Sure, it’s true that people kill people. But they usually do it with a gun. And more guns means more people killed by guns: In 2018, for example, there were nearly 14,000 homicide deaths by firearm. In Canada, there were 249. That translates to more than 6 times as many gun homicides per capita. So yes, this murder spree is part of a broader epidemic of gun violence in America.
Like all human behavior—particularly extreme behavior—the terrorist’s motivations were complex and manifold. His actions were racist. His actions were misogynistic. His actions occurred because he had access to a gun he shouldn’t have. All true. None less so for the others.

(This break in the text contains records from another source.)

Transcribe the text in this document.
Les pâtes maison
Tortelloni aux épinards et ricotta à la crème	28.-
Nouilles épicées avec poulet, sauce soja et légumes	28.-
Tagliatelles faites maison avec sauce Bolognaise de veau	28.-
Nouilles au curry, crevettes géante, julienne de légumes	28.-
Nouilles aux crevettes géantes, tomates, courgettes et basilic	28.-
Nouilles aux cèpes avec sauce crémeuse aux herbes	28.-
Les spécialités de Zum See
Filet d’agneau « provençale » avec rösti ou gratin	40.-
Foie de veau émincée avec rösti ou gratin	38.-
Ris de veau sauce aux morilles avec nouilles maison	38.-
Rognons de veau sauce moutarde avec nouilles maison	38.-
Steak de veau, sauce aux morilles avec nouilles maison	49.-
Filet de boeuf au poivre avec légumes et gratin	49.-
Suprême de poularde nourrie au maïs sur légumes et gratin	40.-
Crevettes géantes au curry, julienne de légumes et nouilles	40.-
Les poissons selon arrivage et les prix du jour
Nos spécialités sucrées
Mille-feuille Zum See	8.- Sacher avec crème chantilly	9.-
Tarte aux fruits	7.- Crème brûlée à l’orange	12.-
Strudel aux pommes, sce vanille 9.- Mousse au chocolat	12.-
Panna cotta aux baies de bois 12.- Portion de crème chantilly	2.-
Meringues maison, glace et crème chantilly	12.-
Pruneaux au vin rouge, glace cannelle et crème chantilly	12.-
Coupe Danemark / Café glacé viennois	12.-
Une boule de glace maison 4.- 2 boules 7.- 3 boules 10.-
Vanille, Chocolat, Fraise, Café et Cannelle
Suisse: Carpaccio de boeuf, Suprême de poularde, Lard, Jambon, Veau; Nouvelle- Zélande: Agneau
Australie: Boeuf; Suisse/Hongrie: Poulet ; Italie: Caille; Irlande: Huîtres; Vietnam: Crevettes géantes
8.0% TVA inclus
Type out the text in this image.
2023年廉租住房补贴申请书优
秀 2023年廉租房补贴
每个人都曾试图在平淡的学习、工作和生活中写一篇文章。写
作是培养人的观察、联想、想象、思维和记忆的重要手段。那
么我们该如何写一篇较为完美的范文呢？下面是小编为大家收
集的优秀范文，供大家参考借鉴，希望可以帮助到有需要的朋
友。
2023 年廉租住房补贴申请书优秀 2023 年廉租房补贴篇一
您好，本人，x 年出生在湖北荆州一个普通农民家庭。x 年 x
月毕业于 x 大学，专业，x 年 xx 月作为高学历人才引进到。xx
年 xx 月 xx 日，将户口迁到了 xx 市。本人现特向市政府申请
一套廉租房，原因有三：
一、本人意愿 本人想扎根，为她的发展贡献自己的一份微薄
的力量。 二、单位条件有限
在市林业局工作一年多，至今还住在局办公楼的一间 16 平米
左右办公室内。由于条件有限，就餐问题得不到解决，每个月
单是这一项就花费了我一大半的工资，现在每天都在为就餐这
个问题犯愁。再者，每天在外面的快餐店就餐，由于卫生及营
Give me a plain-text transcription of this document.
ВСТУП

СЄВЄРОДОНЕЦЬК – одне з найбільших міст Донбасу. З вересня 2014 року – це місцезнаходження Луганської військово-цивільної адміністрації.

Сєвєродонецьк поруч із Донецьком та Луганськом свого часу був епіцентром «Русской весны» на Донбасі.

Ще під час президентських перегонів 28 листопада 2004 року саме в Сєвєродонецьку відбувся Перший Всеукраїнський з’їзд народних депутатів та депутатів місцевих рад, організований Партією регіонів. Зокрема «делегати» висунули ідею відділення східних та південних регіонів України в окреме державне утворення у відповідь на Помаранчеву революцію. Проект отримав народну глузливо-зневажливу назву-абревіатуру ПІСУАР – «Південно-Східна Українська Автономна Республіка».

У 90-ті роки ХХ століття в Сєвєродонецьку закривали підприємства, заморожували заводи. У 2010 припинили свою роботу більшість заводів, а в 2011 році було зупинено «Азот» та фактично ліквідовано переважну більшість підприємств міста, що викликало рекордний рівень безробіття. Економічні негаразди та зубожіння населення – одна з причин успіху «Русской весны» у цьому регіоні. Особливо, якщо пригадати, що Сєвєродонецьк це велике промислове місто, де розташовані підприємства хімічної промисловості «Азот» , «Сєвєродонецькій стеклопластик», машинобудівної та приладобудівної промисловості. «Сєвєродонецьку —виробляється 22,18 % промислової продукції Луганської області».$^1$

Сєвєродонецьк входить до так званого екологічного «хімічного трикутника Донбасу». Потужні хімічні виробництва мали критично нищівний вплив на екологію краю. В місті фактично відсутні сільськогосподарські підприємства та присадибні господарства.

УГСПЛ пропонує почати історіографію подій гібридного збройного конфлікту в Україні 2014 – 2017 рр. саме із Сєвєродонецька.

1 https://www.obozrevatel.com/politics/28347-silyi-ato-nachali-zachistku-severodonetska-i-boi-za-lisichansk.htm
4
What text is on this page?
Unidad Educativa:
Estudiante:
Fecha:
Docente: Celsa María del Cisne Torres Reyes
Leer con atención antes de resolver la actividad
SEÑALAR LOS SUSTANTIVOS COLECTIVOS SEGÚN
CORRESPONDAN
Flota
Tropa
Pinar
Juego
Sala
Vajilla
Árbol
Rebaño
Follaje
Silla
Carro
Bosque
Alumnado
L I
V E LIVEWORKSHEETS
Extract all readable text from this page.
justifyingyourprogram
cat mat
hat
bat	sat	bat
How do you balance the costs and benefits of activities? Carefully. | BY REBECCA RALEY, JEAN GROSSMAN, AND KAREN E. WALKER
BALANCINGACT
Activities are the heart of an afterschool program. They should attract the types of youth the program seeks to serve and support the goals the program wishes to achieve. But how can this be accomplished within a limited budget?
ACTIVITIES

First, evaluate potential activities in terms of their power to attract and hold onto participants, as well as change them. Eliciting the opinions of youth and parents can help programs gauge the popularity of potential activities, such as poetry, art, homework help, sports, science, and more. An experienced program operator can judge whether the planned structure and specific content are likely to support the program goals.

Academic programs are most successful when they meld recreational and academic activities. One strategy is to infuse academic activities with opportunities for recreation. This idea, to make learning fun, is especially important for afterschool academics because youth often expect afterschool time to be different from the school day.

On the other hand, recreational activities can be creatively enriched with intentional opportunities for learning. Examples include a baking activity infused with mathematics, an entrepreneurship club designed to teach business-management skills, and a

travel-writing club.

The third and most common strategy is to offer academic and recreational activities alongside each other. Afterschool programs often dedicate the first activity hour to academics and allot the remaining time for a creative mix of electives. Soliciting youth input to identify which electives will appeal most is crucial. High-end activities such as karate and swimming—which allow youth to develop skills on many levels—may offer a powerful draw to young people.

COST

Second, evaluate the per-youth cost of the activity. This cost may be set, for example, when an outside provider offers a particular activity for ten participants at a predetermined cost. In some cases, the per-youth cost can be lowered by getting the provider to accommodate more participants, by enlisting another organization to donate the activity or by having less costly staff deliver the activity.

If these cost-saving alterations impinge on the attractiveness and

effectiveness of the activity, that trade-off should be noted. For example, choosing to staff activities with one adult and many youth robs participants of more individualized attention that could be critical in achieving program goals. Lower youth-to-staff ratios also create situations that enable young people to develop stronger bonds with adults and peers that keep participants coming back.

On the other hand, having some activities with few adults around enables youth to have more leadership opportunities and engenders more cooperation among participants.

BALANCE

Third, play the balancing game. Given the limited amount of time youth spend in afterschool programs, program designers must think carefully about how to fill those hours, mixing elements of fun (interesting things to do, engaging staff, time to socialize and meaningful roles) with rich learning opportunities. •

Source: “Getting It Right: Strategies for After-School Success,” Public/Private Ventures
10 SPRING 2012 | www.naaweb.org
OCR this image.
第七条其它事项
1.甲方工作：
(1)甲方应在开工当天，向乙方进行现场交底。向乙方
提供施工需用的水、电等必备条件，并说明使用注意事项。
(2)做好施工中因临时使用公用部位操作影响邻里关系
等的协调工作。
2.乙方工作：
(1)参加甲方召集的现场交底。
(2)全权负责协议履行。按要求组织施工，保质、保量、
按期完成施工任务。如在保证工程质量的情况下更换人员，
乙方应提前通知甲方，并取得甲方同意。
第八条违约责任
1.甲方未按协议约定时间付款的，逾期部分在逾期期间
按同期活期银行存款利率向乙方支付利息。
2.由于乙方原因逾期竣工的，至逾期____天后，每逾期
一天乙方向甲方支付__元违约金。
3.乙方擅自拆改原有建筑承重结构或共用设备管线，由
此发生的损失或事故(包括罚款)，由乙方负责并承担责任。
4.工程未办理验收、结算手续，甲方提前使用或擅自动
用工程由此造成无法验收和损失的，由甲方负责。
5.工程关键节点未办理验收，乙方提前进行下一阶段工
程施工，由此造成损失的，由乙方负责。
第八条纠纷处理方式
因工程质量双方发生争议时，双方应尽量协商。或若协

His evil actions were ultimately the bitter alchemy of all of these.
This terrorist wasn’t simply a “troubled man.” Excusing him that way also excuses us out of the responsibility to contend with the bigger issues at play—not just one, but all of them. And we have to do the work of rooting out all three. We need to take on the anti-Asian hate that took these lives, and harmed those of at least 3800 other people this year alone. We need to take on the misogyny that dehumanizes women across the country—whether through domestic violence or unfair working conditions or murder itself. And we need to change our gun laws to limit the gun access laws that facilitate the violence that robs thousands of their lives every year.
If we’re serious about going beyond “thoughts and prayers,” we’ll do all three.